Patient Motivations for Non-Adherence to Lung Cancer Screening in a Military Population
Kenneth P. Seastedt.
Walter Reed National Military Medical Center, Bethesda, MD, USA.
OBJECTIVE: Lung cancer remains the leading cause of cancer deaths in the United States, and lung cancer screening has been shown to decrease this mortality rate. Adherence to lung cancer screening is paramount to realize the mortality benefit, and reported adherence rates vary widely. Few reports address causes of non-adherence to lung cancer screening, and our study sought to understand the behavior of non-compliant patients in our unique military population's screening program.
METHODS: Institutional Review Board approved retrospective review of patients enrolled in our lung cancer screening program from 2013 - 2019 identified patients who failed to obtain a subsequent screening CT scan within 15 months of their prior scan. Attempts were made to contact these patients and elucidate motivations for non-adherence via telephone interviews.
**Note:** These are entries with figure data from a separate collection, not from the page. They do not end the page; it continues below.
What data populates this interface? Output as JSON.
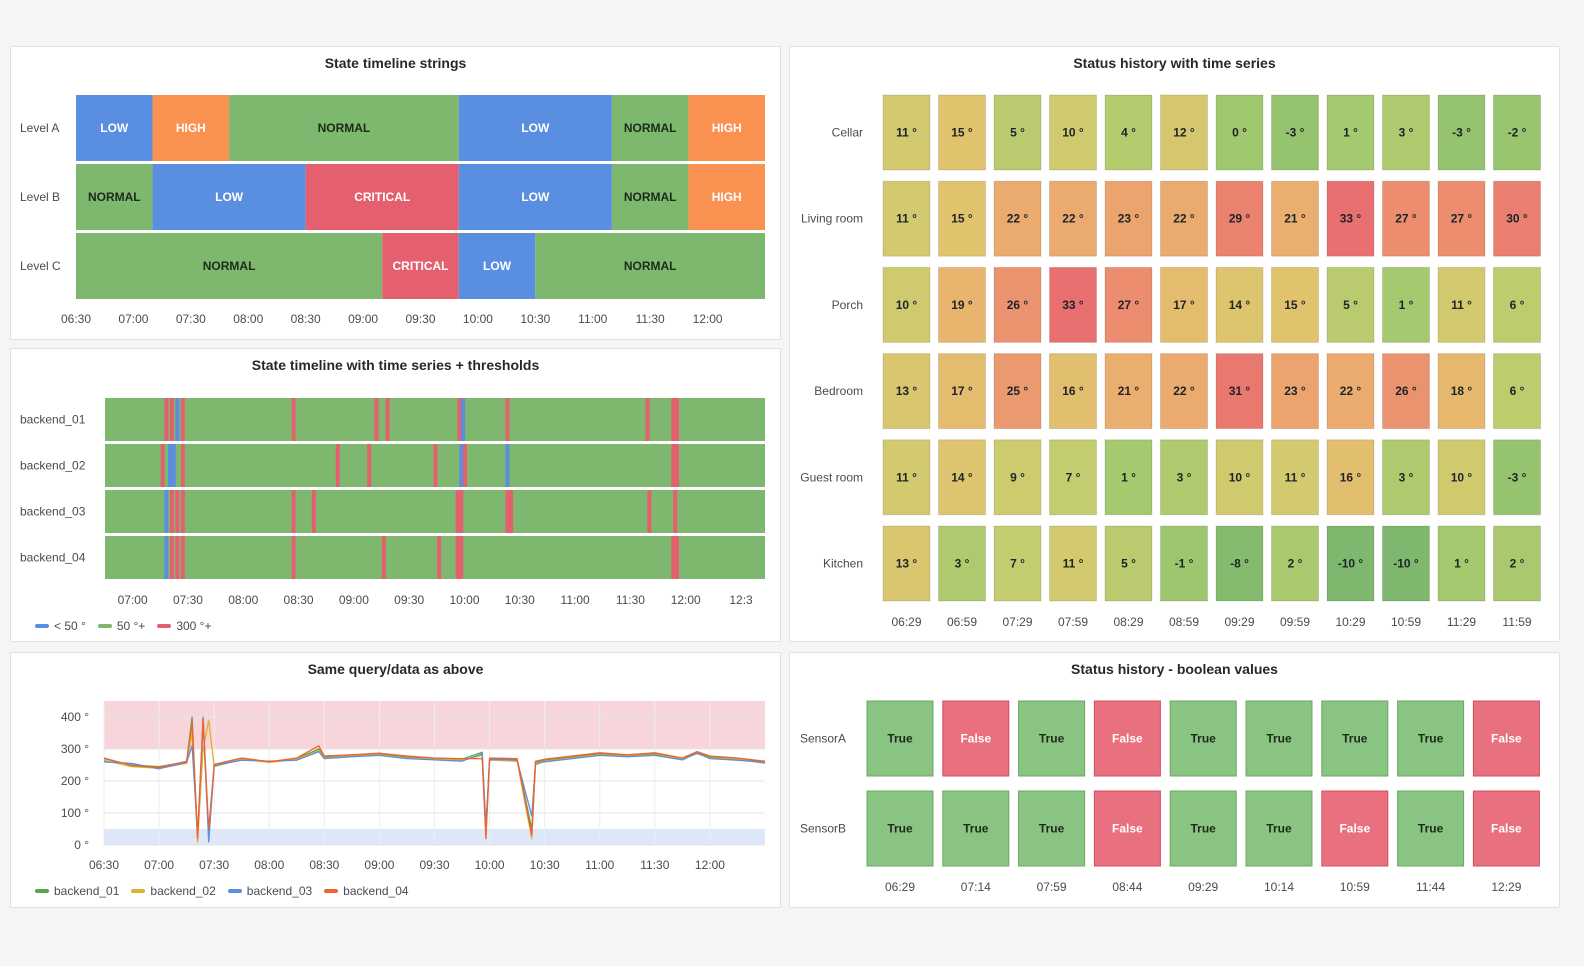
{
  "colors": {
    "green": "#7eb86f",
    "blue": "#5a8ee0",
    "red": "#e5606e",
    "orange": "#fa9150",
    "line1": "#5aa64b",
    "line2": "#e0b12d",
    "line3": "#5a8ee0",
    "line4": "#f2622f",
    "threshold_high_band": "#f7d5da",
    "threshold_low_band": "#dde7f7"
  },
  "panels": {
    "p1": {
      "title": "State timeline strings",
      "rows": [
        {
          "label": "Level A",
          "segments": [
            {
              "start": "06:30",
              "end": "07:10",
              "state": "LOW"
            },
            {
              "start": "07:10",
              "end": "07:50",
              "state": "HIGH"
            },
            {
              "start": "07:50",
              "end": "09:50",
              "state": "NORMAL"
            },
            {
              "start": "09:50",
              "end": "11:10",
              "state": "LOW"
            },
            {
              "start": "11:10",
              "end": "11:50",
              "state": "NORMAL"
            },
            {
              "start": "11:50",
              "end": "12:30",
              "state": "HIGH"
            }
          ]
        },
        {
          "label": "Level B",
          "segments": [
            {
              "start": "06:30",
              "end": "07:10",
              "state": "NORMAL"
            },
            {
              "start": "07:10",
              "end": "08:30",
              "state": "LOW"
            },
            {
              "start": "08:30",
              "end": "09:50",
              "state": "CRITICAL"
            },
            {
              "start": "09:50",
              "end": "11:10",
              "state": "LOW"
            },
            {
              "start": "11:10",
              "end": "11:50",
              "state": "NORMAL"
            },
            {
              "start": "11:50",
              "end": "12:30",
              "state": "HIGH"
            }
          ]
        },
        {
          "label": "Level C",
          "segments": [
            {
              "start": "06:30",
              "end": "09:10",
              "state": "NORMAL"
            },
            {
              "start": "09:10",
              "end": "09:50",
              "state": "CRITICAL"
            },
            {
              "start": "09:50",
              "end": "10:30",
              "state": "LOW"
            },
            {
              "start": "10:30",
              "end": "12:30",
              "state": "NORMAL"
            }
          ]
        }
      ],
      "state_colors": {
        "LOW": "#5a8ee0",
        "HIGH": "#fa9150",
        "NORMAL": "#7eb86f",
        "CRITICAL": "#e5606e"
      },
      "x_ticks": [
        "06:30",
        "07:00",
        "07:30",
        "08:00",
        "08:30",
        "09:00",
        "09:30",
        "10:00",
        "10:30",
        "11:00",
        "11:30",
        "12:00"
      ]
    },
    "p2": {
      "title": "State timeline with time series + thresholds",
      "rows": [
        {
          "label": "backend_01",
          "events": [
            {
              "t": "07:18",
              "state": "300"
            },
            {
              "t": "07:21",
              "state": "300"
            },
            {
              "t": "07:24",
              "state": "50"
            },
            {
              "t": "07:27",
              "state": "300"
            },
            {
              "t": "08:27",
              "state": "300"
            },
            {
              "t": "09:12",
              "state": "300"
            },
            {
              "t": "09:18",
              "state": "300"
            },
            {
              "t": "09:57",
              "state": "300"
            },
            {
              "t": "09:59",
              "state": "50"
            },
            {
              "t": "10:23",
              "state": "300"
            },
            {
              "t": "11:39",
              "state": "300"
            },
            {
              "t": "11:53",
              "state": "300"
            },
            {
              "t": "11:55",
              "state": "300"
            }
          ]
        },
        {
          "label": "backend_02",
          "events": [
            {
              "t": "07:16",
              "state": "300"
            },
            {
              "t": "07:20",
              "state": "50"
            },
            {
              "t": "07:22",
              "state": "50"
            },
            {
              "t": "07:27",
              "state": "300"
            },
            {
              "t": "08:51",
              "state": "300"
            },
            {
              "t": "09:08",
              "state": "300"
            },
            {
              "t": "09:44",
              "state": "300"
            },
            {
              "t": "09:58",
              "state": "50"
            },
            {
              "t": "10:00",
              "state": "300"
            },
            {
              "t": "10:23",
              "state": "50"
            },
            {
              "t": "11:53",
              "state": "300"
            },
            {
              "t": "11:55",
              "state": "300"
            }
          ]
        },
        {
          "label": "backend_03",
          "events": [
            {
              "t": "07:18",
              "state": "50"
            },
            {
              "t": "07:21",
              "state": "300"
            },
            {
              "t": "07:24",
              "state": "300"
            },
            {
              "t": "07:27",
              "state": "300"
            },
            {
              "t": "08:27",
              "state": "300"
            },
            {
              "t": "08:38",
              "state": "300"
            },
            {
              "t": "09:56",
              "state": "300"
            },
            {
              "t": "09:58",
              "state": "300"
            },
            {
              "t": "10:23",
              "state": "300"
            },
            {
              "t": "10:25",
              "state": "300"
            },
            {
              "t": "11:40",
              "state": "300"
            },
            {
              "t": "11:54",
              "state": "300"
            }
          ]
        },
        {
          "label": "backend_04",
          "events": [
            {
              "t": "07:18",
              "state": "50"
            },
            {
              "t": "07:21",
              "state": "300"
            },
            {
              "t": "07:24",
              "state": "300"
            },
            {
              "t": "07:27",
              "state": "300"
            },
            {
              "t": "08:27",
              "state": "300"
            },
            {
              "t": "09:16",
              "state": "300"
            },
            {
              "t": "09:46",
              "state": "300"
            },
            {
              "t": "09:56",
              "state": "300"
            },
            {
              "t": "09:58",
              "state": "300"
            },
            {
              "t": "11:53",
              "state": "300"
            },
            {
              "t": "11:55",
              "state": "300"
            }
          ]
        }
      ],
      "state_colors": {
        "50": "#5a8ee0",
        "300": "#e5606e",
        "base": "#7eb86f"
      },
      "x_ticks": [
        "07:00",
        "07:30",
        "08:00",
        "08:30",
        "09:00",
        "09:30",
        "10:00",
        "10:30",
        "11:00",
        "11:30",
        "12:00",
        "12:3"
      ],
      "legend": [
        {
          "label": "< 50 °",
          "color": "#5a8ee0"
        },
        {
          "label": "50 °+",
          "color": "#7eb86f"
        },
        {
          "label": "300 °+",
          "color": "#e5606e"
        }
      ]
    },
    "p3": {
      "title": "Same query/data as above",
      "y_ticks": [
        "400 °",
        "300 °",
        "200 °",
        "100 °",
        "0 °"
      ],
      "x_ticks": [
        "06:30",
        "07:00",
        "07:30",
        "08:00",
        "08:30",
        "09:00",
        "09:30",
        "10:00",
        "10:30",
        "11:00",
        "11:30",
        "12:00"
      ],
      "legend": [
        {
          "label": "backend_01",
          "color": "#5aa64b"
        },
        {
          "label": "backend_02",
          "color": "#e0b12d"
        },
        {
          "label": "backend_03",
          "color": "#5a8ee0"
        },
        {
          "label": "backend_04",
          "color": "#f2622f"
        }
      ]
    },
    "p4": {
      "title": "Status history with time series",
      "rows": [
        {
          "label": "Cellar",
          "values": [
            11,
            15,
            5,
            10,
            4,
            12,
            0,
            -3,
            1,
            3,
            -3,
            -2
          ]
        },
        {
          "label": "Living room",
          "values": [
            11,
            15,
            22,
            22,
            23,
            22,
            29,
            21,
            33,
            27,
            27,
            30
          ]
        },
        {
          "label": "Porch",
          "values": [
            10,
            19,
            26,
            33,
            27,
            17,
            14,
            15,
            5,
            1,
            11,
            6
          ]
        },
        {
          "label": "Bedroom",
          "values": [
            13,
            17,
            25,
            16,
            21,
            22,
            31,
            23,
            22,
            26,
            18,
            6
          ]
        },
        {
          "label": "Guest room",
          "values": [
            11,
            14,
            9,
            7,
            1,
            3,
            10,
            11,
            16,
            3,
            10,
            -3
          ]
        },
        {
          "label": "Kitchen",
          "values": [
            13,
            3,
            7,
            11,
            5,
            -1,
            -8,
            2,
            -10,
            -10,
            1,
            2
          ]
        }
      ],
      "unit": " °",
      "x_ticks": [
        "06:29",
        "06:59",
        "07:29",
        "07:59",
        "08:29",
        "08:59",
        "09:29",
        "09:59",
        "10:29",
        "10:59",
        "11:29",
        "11:59"
      ]
    },
    "p5": {
      "title": "Status history - boolean values",
      "rows": [
        {
          "label": "SensorA",
          "values": [
            "True",
            "False",
            "True",
            "False",
            "True",
            "True",
            "True",
            "True",
            "False"
          ]
        },
        {
          "label": "SensorB",
          "values": [
            "True",
            "True",
            "True",
            "False",
            "True",
            "True",
            "False",
            "True",
            "False"
          ]
        }
      ],
      "x_ticks": [
        "06:29",
        "07:14",
        "07:59",
        "08:44",
        "09:29",
        "10:14",
        "10:59",
        "11:44",
        "12:29"
      ]
    }
  },
  "chart_data": [
    {
      "type": "heatmap",
      "title": "Status history with time series",
      "categories": [
        "06:29",
        "06:59",
        "07:29",
        "07:59",
        "08:29",
        "08:59",
        "09:29",
        "09:59",
        "10:29",
        "10:59",
        "11:29",
        "11:59"
      ],
      "series": [
        {
          "name": "Cellar",
          "values": [
            11,
            15,
            5,
            10,
            4,
            12,
            0,
            -3,
            1,
            3,
            -3,
            -2
          ]
        },
        {
          "name": "Living room",
          "values": [
            11,
            15,
            22,
            22,
            23,
            22,
            29,
            21,
            33,
            27,
            27,
            30
          ]
        },
        {
          "name": "Porch",
          "values": [
            10,
            19,
            26,
            33,
            27,
            17,
            14,
            15,
            5,
            1,
            11,
            6
          ]
        },
        {
          "name": "Bedroom",
          "values": [
            13,
            17,
            25,
            16,
            21,
            22,
            31,
            23,
            22,
            26,
            18,
            6
          ]
        },
        {
          "name": "Guest room",
          "values": [
            11,
            14,
            9,
            7,
            1,
            3,
            10,
            11,
            16,
            3,
            10,
            -3
          ]
        },
        {
          "name": "Kitchen",
          "values": [
            13,
            3,
            7,
            11,
            5,
            -1,
            -8,
            2,
            -10,
            -10,
            1,
            2
          ]
        }
      ]
    },
    {
      "type": "line",
      "title": "Same query/data as above",
      "ylim": [
        0,
        400
      ],
      "x": [
        "06:30",
        "06:45",
        "07:00",
        "07:15",
        "07:18",
        "07:21",
        "07:24",
        "07:27",
        "07:30",
        "07:45",
        "08:00",
        "08:15",
        "08:27",
        "08:30",
        "08:45",
        "09:00",
        "09:15",
        "09:30",
        "09:45",
        "09:56",
        "09:58",
        "10:00",
        "10:15",
        "10:23",
        "10:25",
        "10:30",
        "10:45",
        "11:00",
        "11:15",
        "11:30",
        "11:45",
        "11:53",
        "12:00",
        "12:15",
        "12:30"
      ],
      "series": [
        {
          "name": "backend_01",
          "values": [
            270,
            250,
            245,
            260,
            400,
            20,
            380,
            30,
            250,
            270,
            260,
            270,
            300,
            275,
            280,
            285,
            275,
            270,
            268,
            290,
            40,
            270,
            268,
            50,
            260,
            265,
            275,
            285,
            280,
            285,
            270,
            290,
            275,
            270,
            260
          ]
        },
        {
          "name": "backend_02",
          "values": [
            265,
            245,
            240,
            255,
            350,
            10,
            300,
            390,
            245,
            268,
            258,
            268,
            295,
            272,
            278,
            282,
            272,
            268,
            265,
            280,
            30,
            265,
            262,
            20,
            250,
            262,
            272,
            282,
            278,
            282,
            268,
            285,
            272,
            268,
            255
          ]
        },
        {
          "name": "backend_03",
          "values": [
            260,
            255,
            238,
            258,
            310,
            30,
            400,
            10,
            248,
            265,
            262,
            265,
            292,
            270,
            276,
            280,
            270,
            266,
            262,
            285,
            60,
            268,
            265,
            90,
            255,
            260,
            270,
            280,
            276,
            280,
            266,
            288,
            270,
            265,
            258
          ]
        },
        {
          "name": "backend_04",
          "values": [
            272,
            248,
            242,
            262,
            380,
            20,
            395,
            50,
            252,
            272,
            260,
            272,
            310,
            278,
            282,
            287,
            278,
            272,
            270,
            270,
            20,
            272,
            270,
            30,
            262,
            268,
            278,
            288,
            282,
            288,
            272,
            292,
            278,
            272,
            262
          ]
        }
      ]
    }
  ]
}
RESULTS: Of the 242 patients enrolled in our program, 168 (69.4%) are male, 140 (57.8%) Caucasian, 67 years old on average, and 3 (1.2%) lung cancers identified. 59 patients (24.3%) were non-adherent. 31 (52.5%) were contacted, and the most common reason for non-adherence was lack of contact to schedule a follow-up CT scan (40.7%). Of those contacted, 20 (64.5%) desired to be re-enrolled, either through our program or a local civilian program. The expressed preferred method of future contact was phone (45.2%) followed by email (41.9%).
CONCLUSIONS: Our study demonstrates that ensuring frequent follow-up contact with patients via multiple avenues of communication can improve overall adherence rates to lung cancer screening. By contacting patients who have become non-adherent, high rates of re-enrollment are achievable.